Prove that the angle between the two tangents drawn from an external point to a circle is supplementary to the angle subtended by the line-segment joining the points of contact at the centre.

Let us consider O as the centre point of the circle. Let P be a point outside the circle from which two tangents PA and PB are drawn to the circle which touches the circle at point A and B respectively.

Draw a line segment between points A and B such that it subtends ∠AOB at centre O of the circle.

We know that,

The tangent at any point of a circle is always perpendicular to the radius through the point of contact.
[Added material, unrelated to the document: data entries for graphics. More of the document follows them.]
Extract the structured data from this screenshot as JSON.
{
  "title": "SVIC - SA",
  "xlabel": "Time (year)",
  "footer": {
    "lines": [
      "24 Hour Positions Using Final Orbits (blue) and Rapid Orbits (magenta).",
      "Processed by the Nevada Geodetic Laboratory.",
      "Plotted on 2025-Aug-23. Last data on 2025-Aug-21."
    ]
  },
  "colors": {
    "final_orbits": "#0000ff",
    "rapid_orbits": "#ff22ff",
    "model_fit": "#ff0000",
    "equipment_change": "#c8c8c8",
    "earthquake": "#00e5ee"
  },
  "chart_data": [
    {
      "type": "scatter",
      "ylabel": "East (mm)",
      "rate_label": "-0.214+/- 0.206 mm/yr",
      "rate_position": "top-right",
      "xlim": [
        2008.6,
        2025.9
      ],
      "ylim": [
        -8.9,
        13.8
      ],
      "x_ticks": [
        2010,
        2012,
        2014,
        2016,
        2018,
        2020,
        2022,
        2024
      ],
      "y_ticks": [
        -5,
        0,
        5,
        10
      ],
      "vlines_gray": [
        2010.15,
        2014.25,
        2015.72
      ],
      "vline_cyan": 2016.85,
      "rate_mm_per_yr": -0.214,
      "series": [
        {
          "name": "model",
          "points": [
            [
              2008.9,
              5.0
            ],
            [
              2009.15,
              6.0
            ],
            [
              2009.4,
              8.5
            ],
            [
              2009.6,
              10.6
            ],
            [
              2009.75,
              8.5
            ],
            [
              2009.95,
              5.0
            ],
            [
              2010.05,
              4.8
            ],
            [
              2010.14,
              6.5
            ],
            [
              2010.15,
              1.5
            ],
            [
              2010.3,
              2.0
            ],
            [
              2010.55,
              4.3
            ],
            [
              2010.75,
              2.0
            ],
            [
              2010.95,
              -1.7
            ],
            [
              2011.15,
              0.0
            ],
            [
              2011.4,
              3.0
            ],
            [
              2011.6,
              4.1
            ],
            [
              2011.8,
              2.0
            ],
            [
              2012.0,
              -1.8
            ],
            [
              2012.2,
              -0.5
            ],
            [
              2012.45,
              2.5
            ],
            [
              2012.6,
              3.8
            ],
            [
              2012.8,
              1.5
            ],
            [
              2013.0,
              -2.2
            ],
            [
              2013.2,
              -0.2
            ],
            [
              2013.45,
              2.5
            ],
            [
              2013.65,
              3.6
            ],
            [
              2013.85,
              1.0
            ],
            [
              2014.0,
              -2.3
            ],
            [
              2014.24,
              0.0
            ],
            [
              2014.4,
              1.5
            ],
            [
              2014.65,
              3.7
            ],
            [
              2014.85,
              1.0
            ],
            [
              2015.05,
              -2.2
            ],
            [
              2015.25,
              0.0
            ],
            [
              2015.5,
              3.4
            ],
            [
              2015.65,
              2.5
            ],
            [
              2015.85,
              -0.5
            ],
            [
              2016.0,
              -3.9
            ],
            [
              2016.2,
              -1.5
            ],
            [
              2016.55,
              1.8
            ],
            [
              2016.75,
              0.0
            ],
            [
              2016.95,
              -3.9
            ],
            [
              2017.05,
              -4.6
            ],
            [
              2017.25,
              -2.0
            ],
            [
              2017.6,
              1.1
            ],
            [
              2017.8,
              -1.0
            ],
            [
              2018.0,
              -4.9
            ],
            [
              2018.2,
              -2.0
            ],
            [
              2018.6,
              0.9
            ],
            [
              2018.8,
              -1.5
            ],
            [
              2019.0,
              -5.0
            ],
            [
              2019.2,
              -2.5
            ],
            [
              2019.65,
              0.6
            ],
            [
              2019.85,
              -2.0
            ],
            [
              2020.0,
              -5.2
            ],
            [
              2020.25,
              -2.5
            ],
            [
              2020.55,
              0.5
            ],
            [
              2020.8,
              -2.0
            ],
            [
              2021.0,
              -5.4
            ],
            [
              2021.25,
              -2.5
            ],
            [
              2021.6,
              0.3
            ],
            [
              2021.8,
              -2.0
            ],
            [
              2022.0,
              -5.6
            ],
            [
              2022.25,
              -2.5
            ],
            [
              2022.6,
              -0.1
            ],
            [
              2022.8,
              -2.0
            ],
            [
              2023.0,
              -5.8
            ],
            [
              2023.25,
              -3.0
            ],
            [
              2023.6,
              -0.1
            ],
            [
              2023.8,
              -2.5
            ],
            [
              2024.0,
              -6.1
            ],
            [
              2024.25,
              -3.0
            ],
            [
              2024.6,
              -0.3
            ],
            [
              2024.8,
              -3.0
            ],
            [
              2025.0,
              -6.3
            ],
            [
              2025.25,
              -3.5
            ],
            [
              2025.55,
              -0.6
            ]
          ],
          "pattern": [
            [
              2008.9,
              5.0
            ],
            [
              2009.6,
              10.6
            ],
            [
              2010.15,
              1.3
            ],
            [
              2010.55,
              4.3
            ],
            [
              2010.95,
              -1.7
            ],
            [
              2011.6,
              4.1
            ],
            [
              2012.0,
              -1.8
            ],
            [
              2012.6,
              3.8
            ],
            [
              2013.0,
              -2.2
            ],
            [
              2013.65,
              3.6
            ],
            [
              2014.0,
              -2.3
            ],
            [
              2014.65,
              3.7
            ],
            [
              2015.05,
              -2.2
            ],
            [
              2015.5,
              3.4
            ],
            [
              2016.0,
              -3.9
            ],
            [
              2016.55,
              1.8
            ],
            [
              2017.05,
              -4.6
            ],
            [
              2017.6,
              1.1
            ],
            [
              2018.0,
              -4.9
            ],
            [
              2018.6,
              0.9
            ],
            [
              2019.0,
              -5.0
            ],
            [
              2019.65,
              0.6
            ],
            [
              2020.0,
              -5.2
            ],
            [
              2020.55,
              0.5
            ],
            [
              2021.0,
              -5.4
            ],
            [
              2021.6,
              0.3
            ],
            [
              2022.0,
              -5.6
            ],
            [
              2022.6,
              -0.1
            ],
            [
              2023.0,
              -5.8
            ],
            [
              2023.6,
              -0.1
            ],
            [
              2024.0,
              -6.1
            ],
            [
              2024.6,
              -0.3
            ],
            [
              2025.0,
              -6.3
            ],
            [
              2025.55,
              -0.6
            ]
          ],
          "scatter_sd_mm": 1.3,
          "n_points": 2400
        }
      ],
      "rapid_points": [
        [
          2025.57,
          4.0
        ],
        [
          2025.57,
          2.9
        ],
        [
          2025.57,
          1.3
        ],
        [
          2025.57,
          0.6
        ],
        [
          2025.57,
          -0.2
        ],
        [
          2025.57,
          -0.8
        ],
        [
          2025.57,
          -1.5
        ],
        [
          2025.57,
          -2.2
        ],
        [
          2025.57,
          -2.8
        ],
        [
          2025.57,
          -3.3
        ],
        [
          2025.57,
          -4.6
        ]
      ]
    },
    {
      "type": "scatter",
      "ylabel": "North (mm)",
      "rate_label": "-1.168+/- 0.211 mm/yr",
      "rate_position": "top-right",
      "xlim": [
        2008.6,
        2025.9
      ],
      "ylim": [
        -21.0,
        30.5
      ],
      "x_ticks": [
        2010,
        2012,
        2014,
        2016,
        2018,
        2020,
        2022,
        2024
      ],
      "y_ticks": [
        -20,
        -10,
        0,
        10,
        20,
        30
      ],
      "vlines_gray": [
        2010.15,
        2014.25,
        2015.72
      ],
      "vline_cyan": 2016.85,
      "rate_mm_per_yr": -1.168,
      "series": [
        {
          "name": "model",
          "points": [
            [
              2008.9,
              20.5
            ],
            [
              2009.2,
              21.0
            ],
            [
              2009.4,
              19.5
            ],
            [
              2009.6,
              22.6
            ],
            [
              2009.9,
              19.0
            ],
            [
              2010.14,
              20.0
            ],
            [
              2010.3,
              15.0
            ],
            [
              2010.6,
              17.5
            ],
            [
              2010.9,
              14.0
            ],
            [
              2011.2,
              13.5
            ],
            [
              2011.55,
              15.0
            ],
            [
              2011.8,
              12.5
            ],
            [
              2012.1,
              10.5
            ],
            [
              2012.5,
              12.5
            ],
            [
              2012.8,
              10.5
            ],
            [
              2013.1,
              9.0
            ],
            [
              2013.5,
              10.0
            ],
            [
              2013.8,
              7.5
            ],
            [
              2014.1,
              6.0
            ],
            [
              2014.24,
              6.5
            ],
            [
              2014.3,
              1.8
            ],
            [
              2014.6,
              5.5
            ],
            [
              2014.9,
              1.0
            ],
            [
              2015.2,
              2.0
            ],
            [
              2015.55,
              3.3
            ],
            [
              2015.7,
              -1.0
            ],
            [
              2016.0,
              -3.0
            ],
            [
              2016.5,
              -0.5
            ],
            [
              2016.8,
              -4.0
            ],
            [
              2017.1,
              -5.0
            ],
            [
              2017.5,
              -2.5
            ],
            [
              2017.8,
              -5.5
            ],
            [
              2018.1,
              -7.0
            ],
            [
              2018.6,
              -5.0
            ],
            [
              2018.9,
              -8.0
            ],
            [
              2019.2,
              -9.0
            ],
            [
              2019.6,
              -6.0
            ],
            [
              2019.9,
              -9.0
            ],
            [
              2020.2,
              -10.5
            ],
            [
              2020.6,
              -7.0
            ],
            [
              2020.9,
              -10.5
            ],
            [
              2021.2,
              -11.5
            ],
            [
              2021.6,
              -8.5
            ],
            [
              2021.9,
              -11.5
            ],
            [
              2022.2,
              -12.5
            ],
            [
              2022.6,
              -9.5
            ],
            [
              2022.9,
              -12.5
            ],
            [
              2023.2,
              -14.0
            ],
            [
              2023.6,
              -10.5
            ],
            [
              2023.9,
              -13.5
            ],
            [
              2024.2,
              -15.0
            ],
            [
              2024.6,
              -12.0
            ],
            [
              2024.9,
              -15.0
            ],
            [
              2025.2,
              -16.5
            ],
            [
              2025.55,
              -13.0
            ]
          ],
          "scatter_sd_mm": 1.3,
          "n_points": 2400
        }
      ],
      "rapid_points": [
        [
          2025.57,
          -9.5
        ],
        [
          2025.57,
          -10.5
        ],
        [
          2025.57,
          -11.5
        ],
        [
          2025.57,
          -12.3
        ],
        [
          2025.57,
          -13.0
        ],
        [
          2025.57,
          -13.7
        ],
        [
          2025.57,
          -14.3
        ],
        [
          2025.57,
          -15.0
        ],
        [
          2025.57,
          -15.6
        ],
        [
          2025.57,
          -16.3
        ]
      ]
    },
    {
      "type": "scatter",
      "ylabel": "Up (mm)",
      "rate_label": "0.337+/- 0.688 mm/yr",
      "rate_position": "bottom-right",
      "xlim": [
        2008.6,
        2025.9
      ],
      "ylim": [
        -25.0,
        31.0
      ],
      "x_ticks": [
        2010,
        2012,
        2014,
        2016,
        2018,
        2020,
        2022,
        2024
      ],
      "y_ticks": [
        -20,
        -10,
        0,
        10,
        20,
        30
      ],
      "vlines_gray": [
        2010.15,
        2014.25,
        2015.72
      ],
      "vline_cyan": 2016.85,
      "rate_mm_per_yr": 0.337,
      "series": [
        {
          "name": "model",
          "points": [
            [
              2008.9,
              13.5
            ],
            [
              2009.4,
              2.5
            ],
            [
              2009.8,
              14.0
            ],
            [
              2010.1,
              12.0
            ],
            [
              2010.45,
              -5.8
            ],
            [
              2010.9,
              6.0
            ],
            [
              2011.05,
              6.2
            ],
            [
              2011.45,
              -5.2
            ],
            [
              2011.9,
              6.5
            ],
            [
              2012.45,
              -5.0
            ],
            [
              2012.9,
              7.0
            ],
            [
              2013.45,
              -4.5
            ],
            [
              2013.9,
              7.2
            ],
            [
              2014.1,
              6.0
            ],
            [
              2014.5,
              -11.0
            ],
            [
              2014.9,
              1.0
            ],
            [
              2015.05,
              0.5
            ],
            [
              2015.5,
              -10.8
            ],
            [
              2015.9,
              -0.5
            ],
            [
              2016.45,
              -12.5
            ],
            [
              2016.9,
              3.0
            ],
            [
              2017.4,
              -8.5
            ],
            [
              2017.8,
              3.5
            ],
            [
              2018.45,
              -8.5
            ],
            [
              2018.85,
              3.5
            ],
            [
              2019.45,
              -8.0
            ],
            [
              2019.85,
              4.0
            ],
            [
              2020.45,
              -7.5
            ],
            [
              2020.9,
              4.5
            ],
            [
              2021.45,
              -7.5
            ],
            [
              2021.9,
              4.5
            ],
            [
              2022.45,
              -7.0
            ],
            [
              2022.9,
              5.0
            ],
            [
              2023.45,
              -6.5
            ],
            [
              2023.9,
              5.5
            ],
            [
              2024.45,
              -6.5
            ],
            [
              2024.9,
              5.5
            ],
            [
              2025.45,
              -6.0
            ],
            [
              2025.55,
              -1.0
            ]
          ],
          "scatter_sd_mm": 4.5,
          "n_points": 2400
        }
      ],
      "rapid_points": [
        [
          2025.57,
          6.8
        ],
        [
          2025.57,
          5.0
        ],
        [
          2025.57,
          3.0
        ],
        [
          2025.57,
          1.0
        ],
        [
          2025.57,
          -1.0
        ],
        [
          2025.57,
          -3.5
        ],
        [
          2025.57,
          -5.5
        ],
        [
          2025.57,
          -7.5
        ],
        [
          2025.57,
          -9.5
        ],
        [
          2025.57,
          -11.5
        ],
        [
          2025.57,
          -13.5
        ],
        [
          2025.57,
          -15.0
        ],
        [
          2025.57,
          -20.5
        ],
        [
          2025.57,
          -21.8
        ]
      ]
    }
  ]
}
∴ ∠OAP = ∠OBP = 90° …………(1)

In a quadrilateral, the sum of interior angles is 360°.

In quadrilateral OAPB,

⇒ ∠OAP + ∠APB + ∠PBO + ∠BOA = 360°

Using Equation (1), we can write the above equation as

⇒ 90° + ∠APB + 90° + ∠BOA = 360°

⇒ ∠APB + ∠BOA = 360° - 180°

⇒ ∠APB + ∠BOA = 180°

Where,

∠APB = Angle between the two tangents PA and PB from external point P.

∠BOA = Angle subtended by the line segment AB joining the point of contacts at the centre.

Hence, proved the angle between the two tangents drawn from an external point to a circle is supplementary to the angle subtended by the line segment joining the points of contact at the centre.